Featured Project: Open-Insect: Benchmarking Open-Set Recognition of Novel Species in Biodiversity Monitoring

Paper: Open-Insect: Benchmarking Open-Set Recognition of Novel Species in Biodiversity Monitoring

Authors: Yuyan Chen, Nico Lang, B. Christian Schmidt, Aditya Jain, Yves Basset, Sara Beery, Maxim Larrivée, David Rolnick

Project page: https://yuyan-c.github.io/open-insect-project/

TL;DR: We propose a new open-set recognition dataset, Open-Insect, and evaluate 38 algorithms for new species detection on geographical open-set splits with varying difficulty.

Global biodiversity is declining at an unprecedented rate, yet little information is known about most species and how their populations are changing. Machine learning has recently emerged as a promising tool to facilitate biodiversity monitoring, including algorithms for fine-grained species recognition from images. However, such algorithms typically are not designed to detect examples from categories unseen during training – the problem of open-set recognition (OSR) – limiting their applicability for poorly studied taxa such as insects. To address this gap, we introduce Open-Insect, a large-scale, fine-grained dataset to evaluate unknown species detection across different geographic regions with varying difficulty.

Open-Insect consists of closed-, open-set, and auxiliary splits for three geographical regions: Northeastern North America, Western Europe, and Central America, utilizing geographical metadata to study local and non-local semantic shifts. Local open-set species may not only be harder to detect, but also reflect challenges encountered when deploying species-recognition models in practice. For each region, we also include a realistic auxiliary dataset for OSR methods that benefit from training with such data.

We evaluated 38 OSR methods, and following OpenOOD v1.5, we categorized these methods into 1) post-hoc; 2) training-time regularization; and 3) training with auxiliary data. Post-hoc methods can be combined with a trained classifier and do not require further training. For training-time regularization, these methods require further training, but they only utilize the closed-set during training time. Finally, for methods that require training with auxiliary data, they require both the closed-set and the auxiliary set.

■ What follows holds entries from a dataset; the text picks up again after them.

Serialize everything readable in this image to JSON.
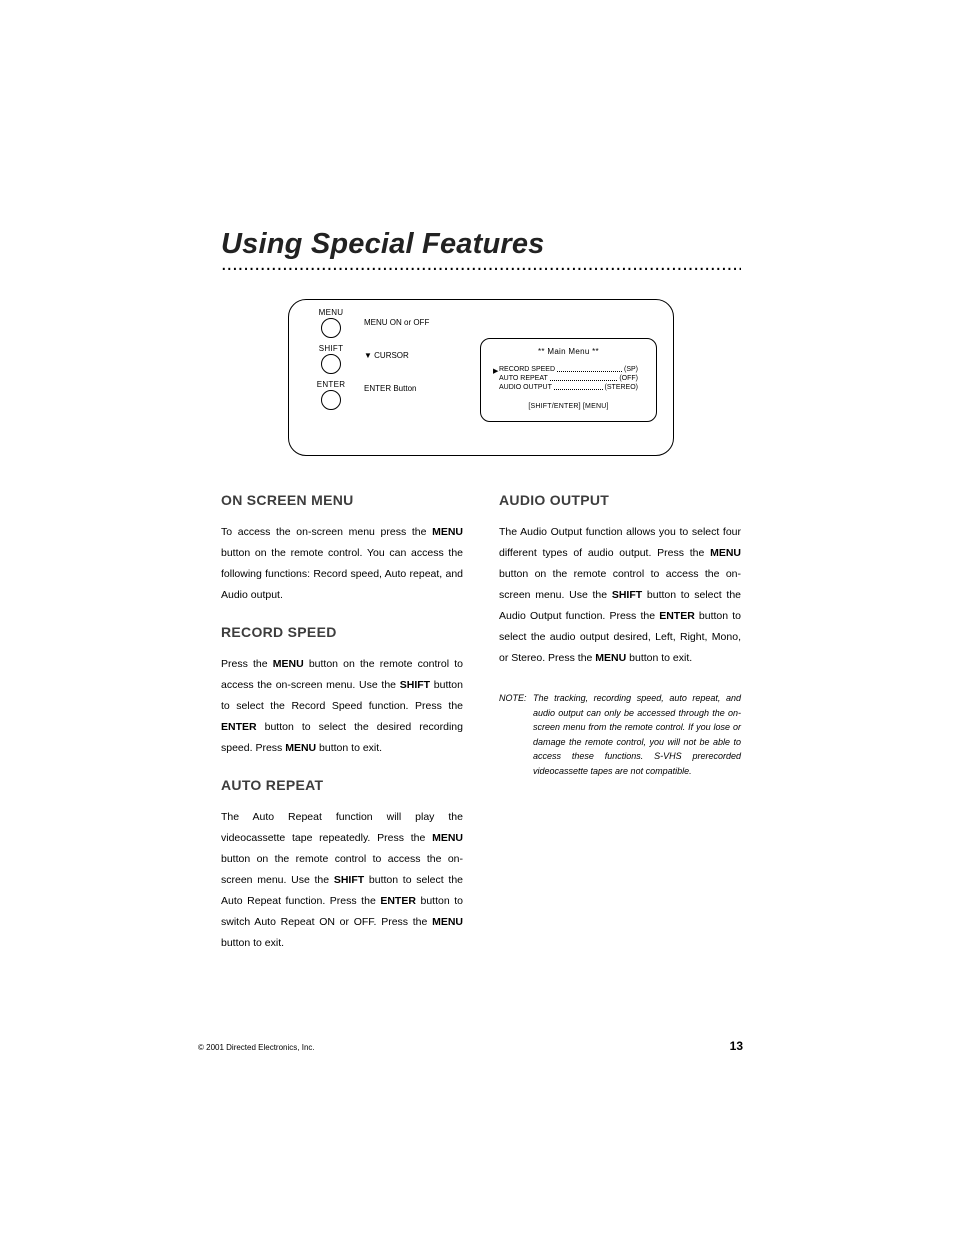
{
  "title": "Using Special Features",
  "diagram": {
    "buttons": [
      "MENU",
      "SHIFT",
      "ENTER"
    ],
    "descriptions": [
      "MENU ON or OFF",
      "▼ CURSOR",
      "ENTER Button"
    ],
    "osd": {
      "title": "** Main Menu **",
      "rows": [
        {
          "label": "RECORD SPEED",
          "value": "(SP)"
        },
        {
          "label": "AUTO REPEAT",
          "value": "(OFF)"
        },
        {
          "label": "AUDIO OUTPUT",
          "value": "(STEREO)"
        }
      ],
      "marker": "▶",
      "bottom": "[SHIFT/ENTER]   [MENU]"
    }
  },
  "left": {
    "s1": {
      "h": "ON SCREEN MENU",
      "p": {
        "t1": "To access the on-screen menu press the ",
        "b1": "MENU",
        "t2": " button on the remote control. You can access the following functions: Record speed, Auto repeat, and Audio output."
      }
    },
    "s2": {
      "h": "RECORD SPEED",
      "p": {
        "t1": "Press the ",
        "b1": "MENU",
        "t2": " button on the remote control to access the on-screen menu. Use the ",
        "b2": "SHIFT",
        "t3": " button to select the Record Speed function. Press the ",
        "b3": "ENTER",
        "t4": " button to select the desired recording speed. Press ",
        "b4": "MENU",
        "t5": " button to exit."
      }
    },
    "s3": {
      "h": "AUTO REPEAT",
      "p": {
        "t1": "The Auto Repeat function will play the videocassette tape repeatedly. Press the ",
        "b1": "MENU",
        "t2": " button on the remote control to access the on-screen menu. Use the ",
        "b2": "SHIFT",
        "t3": " button to select the Auto Repeat function. Press the ",
        "b3": "ENTER",
        "t4": " button to switch Auto Repeat ON or OFF. Press the ",
        "b4": "MENU",
        "t5": " button to exit."
      }
    }
  },
  "right": {
    "s1": {
      "h": "AUDIO OUTPUT",
      "p": {
        "t1": "The Audio Output function allows you to select four different types of audio output. Press the ",
        "b1": "MENU",
        "t2": " button on the remote control to access the on-screen menu. Use the ",
        "b2": "SHIFT",
        "t3": " button to select the Audio Output function. Press the ",
        "b3": "ENTER",
        "t4": " button to select the audio output desired, Left, Right, Mono, or Stereo. Press the ",
        "b4": "MENU",
        "t5": " button to exit."
      }
    },
    "note": {
      "label": "NOTE:",
      "text": "The tracking, recording speed, auto repeat, and audio output can only be accessed through the on- screen menu from the remote control. If you lose or damage the remote control, you will not be able to access these functions. S-VHS prerecorded videocassette tapes are not compatible."
    }
  },
  "footer": {
    "copyright": "© 2001 Directed Electronics, Inc.",
    "page": "13"
  }
}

Though no method consistently outperforms the others across datasets, we observe that simple, efficient post-hoc methods, for example, maximum softmax probability, remain a strong baseline. Local open-set species are substantially more difficult to detect than non-local and non-moth open-set species. However, for all regions, the best performing method can achieve over 85% AUROC, indicating strong potential for automating species discovery with OSR in computer vision.

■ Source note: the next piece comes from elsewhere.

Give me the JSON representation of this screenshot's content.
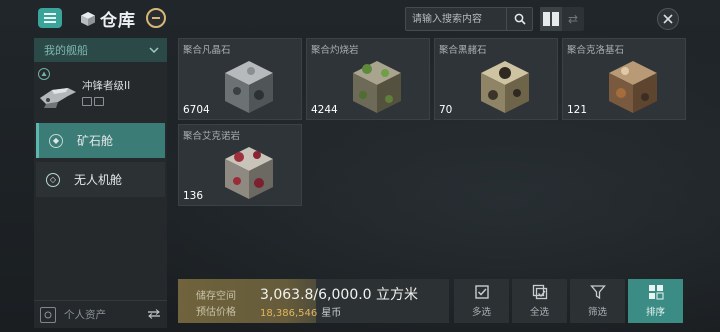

One common concern of domain experts to adopt ML-based tools for species discovery is that models only use background features instead of species-level fine-grained features to determine whether the species are from the open-set or not. We conducted an experiment to empirically verify that background features are not enough to achieve good OSR performance on Open-Insect.

We hope that the Open-Insect benchmark will draw attention to the problem of species discovery and enable further work within the ML research community on OSR and OOD detection methods for biodiversity. Such work stands to benefit the preservation of ecosystem services on which humanity depends.